Photodynamic
therapy is a medical technique, which is gaining increasing attention
to treat various types of cancer. Among the investigated classes of
photosensitizers, the use of Ru(II) polypyridine complexes is gaining
momentum. However, the currently investigated compounds generally show
poor cancer cell selectivity. As a consequence, high drug doses are
needed, which can cause side effects. To overcome this limitation, there
is a need for the development of a suitable drug delivery system to
increase the amount of PS delivered to the tumor. Herein, we report on
the encapsulation of a promising Ru(II) polypyridyl complex into
polymeric nanoparticles with terminal biotin groups. Thanks to this
design, the particles showed much higher selectivity for cancer cells in
comparison to non-cancerous cells in a 2D monolayer and 3D
multicellular tumor spheroid model. As a highlight, upon intravenous
injection of an identical amount of the Ru(II) polypyridine complex, an improved accumulation inside an adenocarcinomic human alveolar basal epithelial tumor
of a mouse by a factor of 8.7 compared to the Ru complex itself was
determined.

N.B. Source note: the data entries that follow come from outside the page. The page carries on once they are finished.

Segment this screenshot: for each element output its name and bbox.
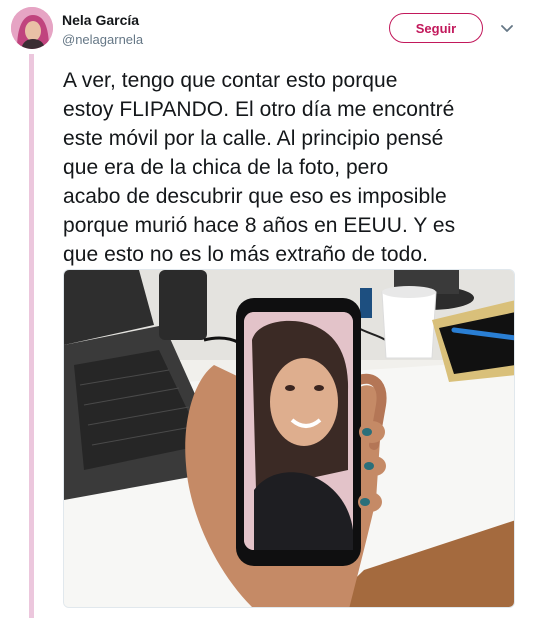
tweet-text-line: que era de la chica de la foto, pero [63,156,389,179]
tweet-text-line: que esto no es lo más extraño de todo. [63,243,428,266]
author-handle[interactable]: @nelagarnela [62,32,143,47]
tweet-text-line: acabo de descubrir que eso es imposible [63,185,447,208]
tweet-text-line: porque murió hace 8 años en EEUU. Y es [63,214,456,237]
tweet-card: Nela García @nelagarnela Seguir A ver, t… [0,0,540,618]
tweet-text-line: A ver, tengo que contar esto porque [63,69,398,92]
author-name[interactable]: Nela García [62,12,139,28]
thread-line [29,54,34,618]
avatar[interactable] [11,7,53,49]
tweet-text: A ver, tengo que contar esto porque esto… [63,66,525,269]
tweet-text-line: este móvil por la calle. Al principio pe… [63,127,444,150]
tweet-text-line: estoy FLIPANDO. El otro día me encontré [63,98,455,121]
chevron-down-icon[interactable] [498,20,516,38]
follow-button[interactable]: Seguir [389,13,483,43]
tweet-photo[interactable] [63,269,515,608]
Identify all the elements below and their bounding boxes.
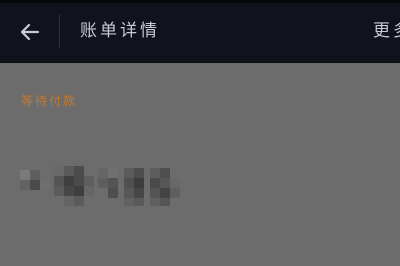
status-strip xyxy=(0,0,400,3)
back-button[interactable] xyxy=(12,14,48,50)
more-button[interactable]: 更多 xyxy=(373,20,400,42)
amount-censored-mosaic xyxy=(20,164,180,210)
payment-status: 等待付款 xyxy=(21,94,78,108)
top-nav-bar: 账单详情 更多 xyxy=(0,0,400,63)
arrow-left-icon xyxy=(18,20,42,44)
page-title: 账单详情 xyxy=(80,21,160,41)
bill-detail-screen: 账单详情 更多 等待付款 xyxy=(0,0,400,266)
header-divider xyxy=(59,14,60,48)
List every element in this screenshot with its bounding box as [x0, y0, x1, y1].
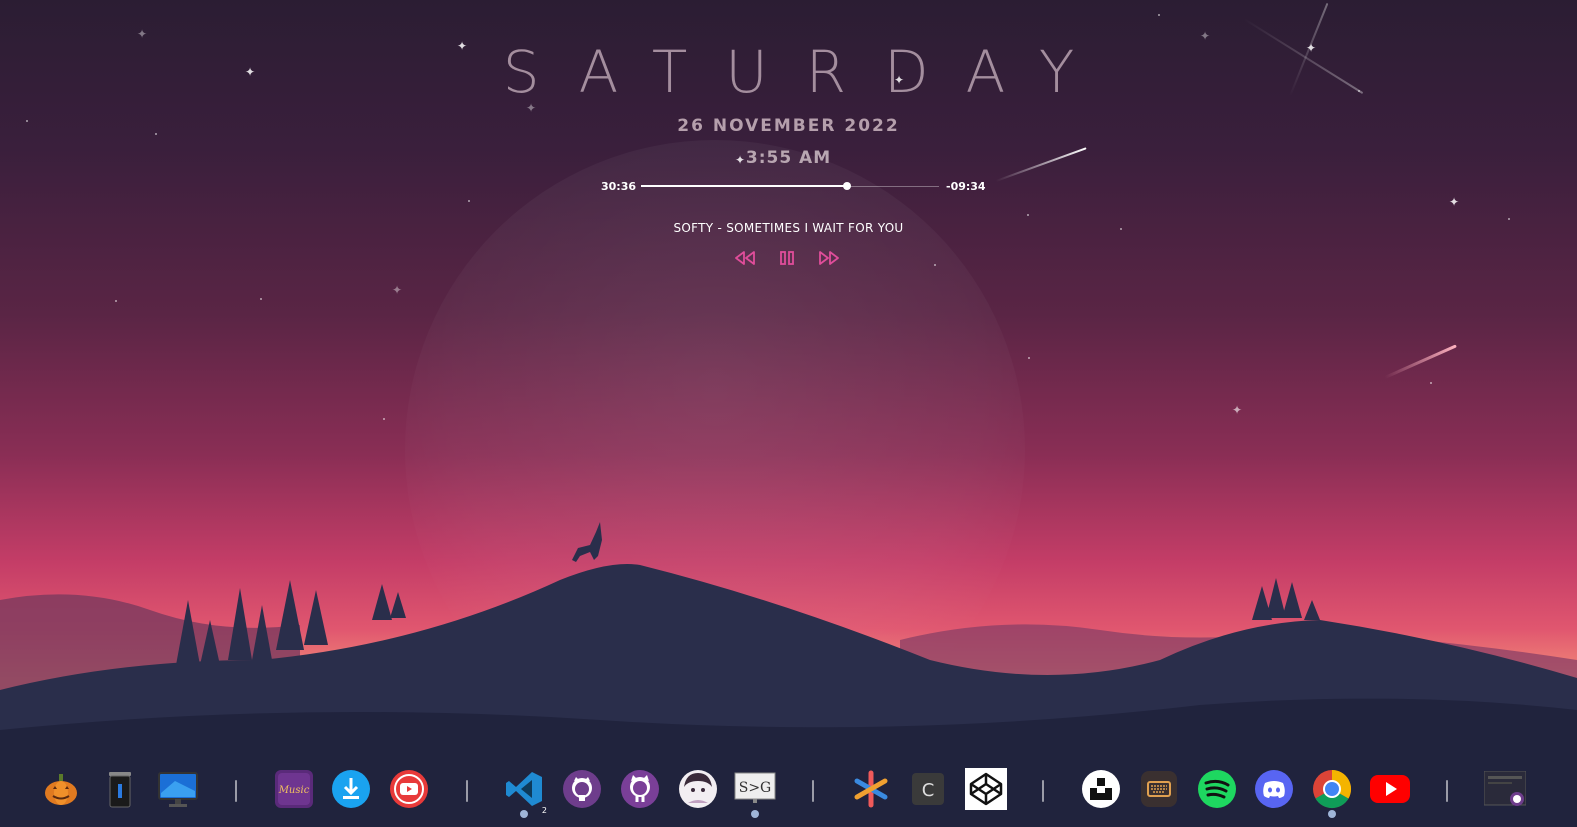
download-icon: [332, 770, 370, 808]
weekday-title: SATURDAY: [502, 38, 1113, 106]
dock-separator: [1042, 780, 1044, 802]
pause-button[interactable]: [775, 248, 799, 268]
sg-terminal-icon: S>G: [734, 772, 776, 803]
window-preview-app[interactable]: [1484, 768, 1526, 810]
pause-icon: [780, 251, 794, 265]
elapsed-time: 30:36: [601, 180, 637, 193]
keyboard-icon: [1141, 771, 1177, 807]
youtube-downloader-app[interactable]: [388, 768, 430, 810]
sg-terminal-app[interactable]: S>G: [734, 768, 776, 818]
time-label: 3:55 AM: [745, 148, 832, 168]
song-title: SOFTY - SOMETIMES I WAIT FOR YOU: [673, 221, 904, 235]
discord-icon: [1255, 770, 1293, 808]
music-app-icon: Music: [275, 770, 313, 808]
monitor-app[interactable]: [157, 768, 199, 810]
pumpkin-app[interactable]: [40, 768, 82, 810]
playback-controls: [733, 248, 841, 268]
svg-text:C: C: [922, 780, 935, 801]
monitor-icon: [158, 772, 198, 807]
dock-separator: [235, 780, 237, 802]
dock-separator: [812, 780, 814, 802]
progress-fill: [641, 185, 847, 187]
vscode-app[interactable]: 2: [503, 768, 547, 818]
svg-text:S>G: S>G: [739, 780, 772, 796]
dock-separator: [466, 780, 468, 802]
c-app-icon: C: [912, 773, 944, 805]
dock: Music 2 S>G C: [0, 762, 1577, 827]
asterisk-app[interactable]: [850, 768, 892, 810]
spotify-app[interactable]: [1196, 768, 1238, 810]
trash-bin-icon: [109, 772, 131, 808]
chrome-icon: [1313, 769, 1352, 809]
fast-forward-icon: [819, 251, 839, 265]
chrome-app[interactable]: [1311, 768, 1353, 818]
keyboard-app[interactable]: [1138, 768, 1180, 810]
unsplash-app[interactable]: [1080, 768, 1122, 810]
c-app[interactable]: C: [907, 768, 949, 810]
remaining-time: -09:34: [946, 180, 986, 193]
youtube-icon: [1370, 775, 1410, 803]
svg-text:Music: Music: [278, 785, 310, 796]
github-desktop-icon: [621, 770, 659, 808]
window-count-badge: 2: [541, 806, 547, 815]
asterisk-app-icon: [854, 770, 888, 808]
spotify-icon: [1198, 770, 1236, 808]
running-indicator: [520, 810, 528, 818]
vscode-icon: [506, 772, 542, 806]
anime-avatar-app[interactable]: [677, 768, 719, 810]
date-label: 26 NOVEMBER 2022: [677, 116, 900, 136]
codepen-app[interactable]: [965, 768, 1007, 810]
trash-bin-app[interactable]: [99, 768, 141, 810]
discord-app[interactable]: [1253, 768, 1295, 810]
pumpkin-icon: [45, 774, 77, 805]
progress-knob[interactable]: [842, 182, 851, 190]
codepen-icon: [965, 768, 1007, 810]
unsplash-icon: [1082, 770, 1120, 808]
window-preview-icon: [1484, 771, 1526, 806]
dock-separator: [1446, 780, 1448, 802]
progress-bar[interactable]: [641, 182, 939, 190]
github-icon: [563, 770, 601, 808]
rewind-icon: [735, 251, 755, 265]
youtube-app[interactable]: [1369, 768, 1411, 810]
download-app[interactable]: [330, 768, 372, 810]
anime-avatar-icon: [679, 770, 717, 808]
running-indicator: [1328, 810, 1336, 818]
fast-forward-button[interactable]: [817, 248, 841, 268]
github-desktop-app[interactable]: [619, 768, 661, 810]
rewind-button[interactable]: [733, 248, 757, 268]
youtube-downloader-icon: [390, 770, 428, 808]
music-app[interactable]: Music: [273, 768, 315, 810]
running-indicator: [751, 810, 759, 818]
github-app[interactable]: [561, 768, 603, 810]
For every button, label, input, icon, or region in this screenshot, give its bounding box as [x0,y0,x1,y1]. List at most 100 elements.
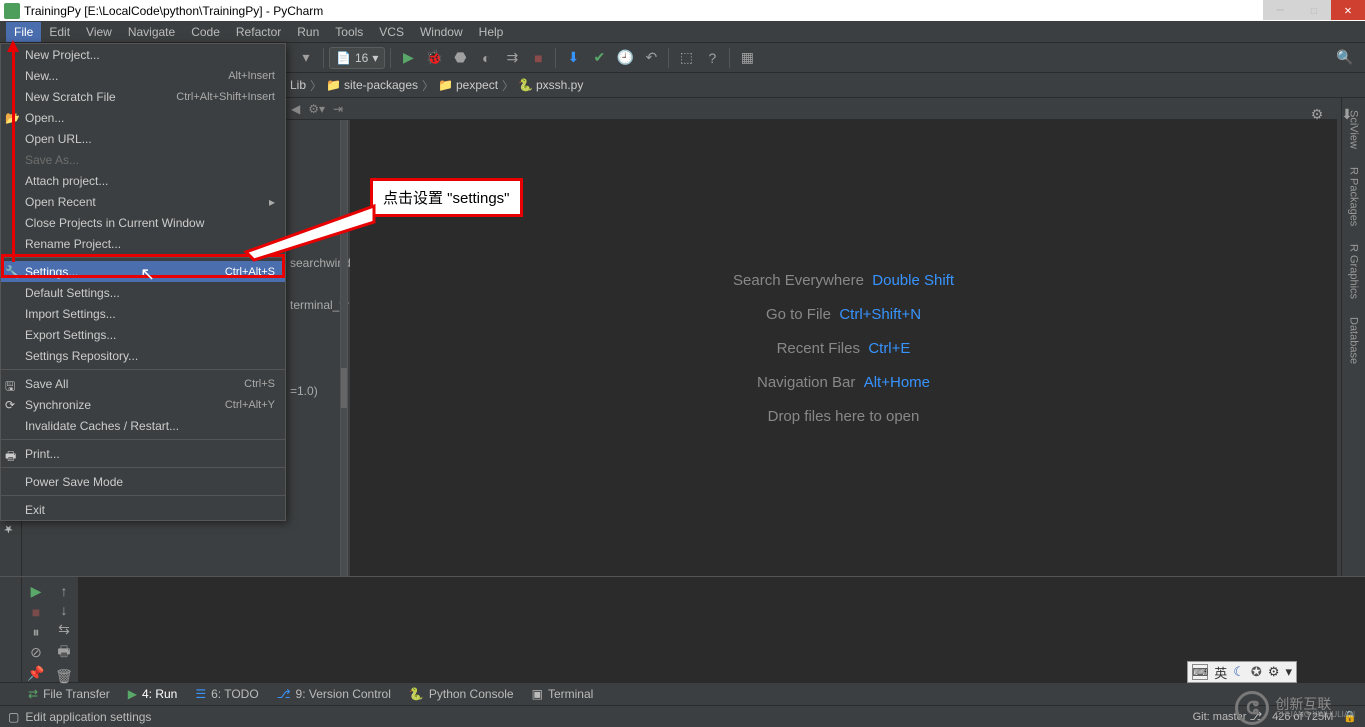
bottom-tool-tabs: ⇄File Transfer ▶4: Run ☰6: TODO ⎇9: Vers… [0,682,1365,705]
menu-refactor[interactable]: Refactor [228,22,289,42]
menu-item-synchronize[interactable]: ⟳SynchronizeCtrl+Alt+Y [1,394,285,415]
breadcrumb-segment[interactable]: Lib [290,78,306,92]
run-coverage-button[interactable]: ⬣ [448,46,472,70]
search-button[interactable]: 🔍 [1333,46,1357,70]
python-file-icon: 🐍 [518,78,533,92]
rpackages-tab[interactable]: R Packages [1346,161,1362,232]
menu-navigate[interactable]: Navigate [120,22,183,42]
menu-item-exit[interactable]: Exit [1,499,285,520]
back-button[interactable]: ⬚ [674,46,698,70]
menu-item-new-project[interactable]: New Project... [1,44,285,65]
ime-sym-icon[interactable]: ✪ [1251,664,1262,680]
ime-keyboard-icon[interactable]: ⌨ [1192,664,1208,680]
python-console-tab[interactable]: 🐍Python Console [409,687,514,701]
debug-button[interactable]: 🐞 [422,46,446,70]
menu-item-save-as[interactable]: Save As... [1,149,285,170]
version-control-tab[interactable]: ⎇9: Version Control [277,687,391,701]
menu-item-open[interactable]: 📂Open... [1,107,285,128]
help-button[interactable]: ? [700,46,724,70]
menu-item-new[interactable]: New...Alt+Insert [1,65,285,86]
breadcrumb-segment[interactable]: 📁site-packages [326,78,418,92]
menu-item-power-save-mode[interactable]: Power Save Mode [1,471,285,492]
gear-icon[interactable]: ⚙▾ [308,102,325,116]
gear-icon[interactable]: ⚙ [1305,102,1329,126]
menu-window[interactable]: Window [412,22,471,42]
print-icon: 🖶 [5,447,19,461]
menu-file[interactable]: File [6,22,41,42]
rgraphics-tab[interactable]: R Graphics [1346,238,1362,305]
quick-hint-navbar: Navigation Bar Alt+Home [757,374,930,391]
database-tab[interactable]: Database [1346,311,1362,370]
window-maximize-button[interactable]: ☐ [1297,0,1331,20]
run-configuration-selector[interactable]: 📄 16 ▾ [329,47,385,69]
watermark: ⵛ 创新互联 CHUANG XINHULIAN [1235,691,1355,725]
menu-run[interactable]: Run [289,22,327,42]
menu-edit[interactable]: Edit [41,22,78,42]
file-menu-dropdown: New Project...New...Alt+InsertNew Scratc… [0,43,286,521]
todo-tab[interactable]: ☰6: TODO [195,687,258,701]
download-icon[interactable]: ⬇ [1335,102,1359,126]
menu-tools[interactable]: Tools [327,22,371,42]
statusbar-toggle-icon[interactable]: ▢ [8,710,19,724]
menu-item-open-url[interactable]: Open URL... [1,128,285,149]
window-close-button[interactable]: ✕ [1331,0,1365,20]
ime-language-bar[interactable]: ⌨ 英 ☾ ✪ ⚙ ▾ [1187,661,1297,683]
structure-icon[interactable]: ▦ [735,46,759,70]
print-icon[interactable]: 🖶 [52,641,76,665]
wrap-icon[interactable]: ⇆ [52,621,76,638]
profile-button[interactable]: ◐ [474,46,498,70]
close-icon[interactable]: ⊘ [24,644,48,661]
breadcrumb-segment[interactable]: 🐍pxssh.py [518,78,583,92]
menu-item-new-scratch-file[interactable]: New Scratch FileCtrl+Alt+Shift+Insert [1,86,285,107]
up-icon[interactable]: ↑ [52,583,76,599]
statusbar: ▢ Edit application settings Git: master … [0,705,1365,727]
expand-icon[interactable]: ⇥ [333,102,343,116]
run-button[interactable]: ▶ [396,46,420,70]
ime-settings-icon[interactable]: ⚙ [1268,664,1280,680]
menu-item-default-settings[interactable]: Default Settings... [1,282,285,303]
vcs-commit-button[interactable]: ✔ [587,46,611,70]
stop-button[interactable]: ■ [526,46,550,70]
sync-icon: ⟳ [5,398,19,412]
ime-chevron-down-icon[interactable]: ▾ [1285,664,1292,680]
down-icon[interactable]: ↓ [52,602,76,618]
vcs-revert-button[interactable]: ↶ [639,46,663,70]
menu-vcs[interactable]: VCS [371,22,412,42]
concurrency-button[interactable]: ⇉ [500,46,524,70]
file-transfer-tab[interactable]: ⇄File Transfer [28,687,110,701]
breadcrumb-segment[interactable]: 📁pexpect [438,78,498,92]
watermark-logo: ⵛ [1235,691,1269,725]
run-output[interactable] [78,577,1365,682]
rerun-button[interactable]: ▶ [24,583,48,600]
quick-hint-gotofile: Go to File Ctrl+Shift+N [766,306,921,323]
python-icon: 🐍 [409,687,424,701]
ime-lang[interactable]: 英 [1214,663,1227,682]
terminal-tab[interactable]: ▣Terminal [532,687,594,701]
pin-icon[interactable]: 📌 [24,665,48,682]
menu-item-invalidate-caches-restart[interactable]: Invalidate Caches / Restart... [1,415,285,436]
pause-icon[interactable]: ⏸ [24,624,48,641]
menu-item-settings-repository[interactable]: Settings Repository... [1,345,285,366]
menu-help[interactable]: Help [471,22,512,42]
trash-icon[interactable]: 🗑 [52,668,76,685]
menu-code[interactable]: Code [183,22,228,42]
tree-item[interactable]: =1.0) [290,384,318,398]
vcs-history-button[interactable]: 🕘 [613,46,637,70]
vcs-update-button[interactable]: ⬇ [561,46,585,70]
menu-item-attach-project[interactable]: Attach project... [1,170,285,191]
menu-item-save-all[interactable]: 🖫Save AllCtrl+S [1,373,285,394]
stop-button[interactable]: ■ [24,603,48,620]
menu-item-export-settings[interactable]: Export Settings... [1,324,285,345]
ime-moon-icon[interactable]: ☾ [1233,664,1245,680]
chevron-left-icon[interactable]: ◀ [291,102,300,116]
window-minimize-button[interactable]: ─ [1263,0,1297,20]
folder-icon: 📁 [438,78,453,92]
scrollbar-vertical[interactable] [340,98,348,576]
vcs-icon: ⎇ [277,687,291,701]
run-tab[interactable]: ▶4: Run [128,687,178,701]
terminal-icon: ▣ [532,687,543,701]
menu-item-import-settings[interactable]: Import Settings... [1,303,285,324]
menu-view[interactable]: View [78,22,120,42]
previous-button[interactable]: ▾ [294,46,318,70]
menu-item-print[interactable]: 🖶Print... [1,443,285,464]
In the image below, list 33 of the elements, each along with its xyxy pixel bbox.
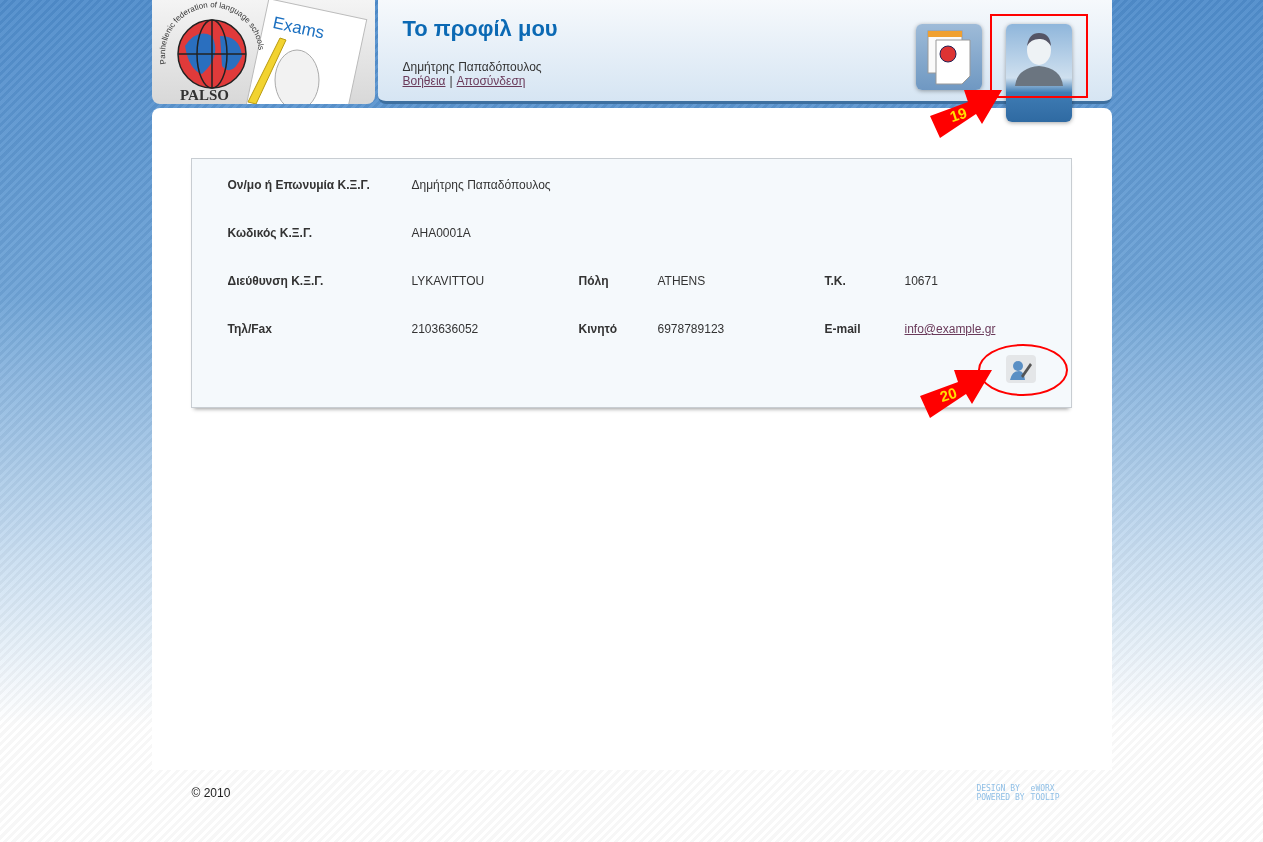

The nanoparticles were found to have a high phototoxic
effect upon 1-photon (500 nm) or 2-photon (800 nm) excitation with an
eradication of an adenocarcinomic human alveolar basal epithelial tumor inside a mouse. Overall, this work describes, to the best of our knowledge, the first <i>in vivo</i>
study demonstrating the cancer cell selectivity of a very promising
Ru(II)-based PDT photosensitizer encapsulated into polymeric
nanoparticles with terminal biotin groups.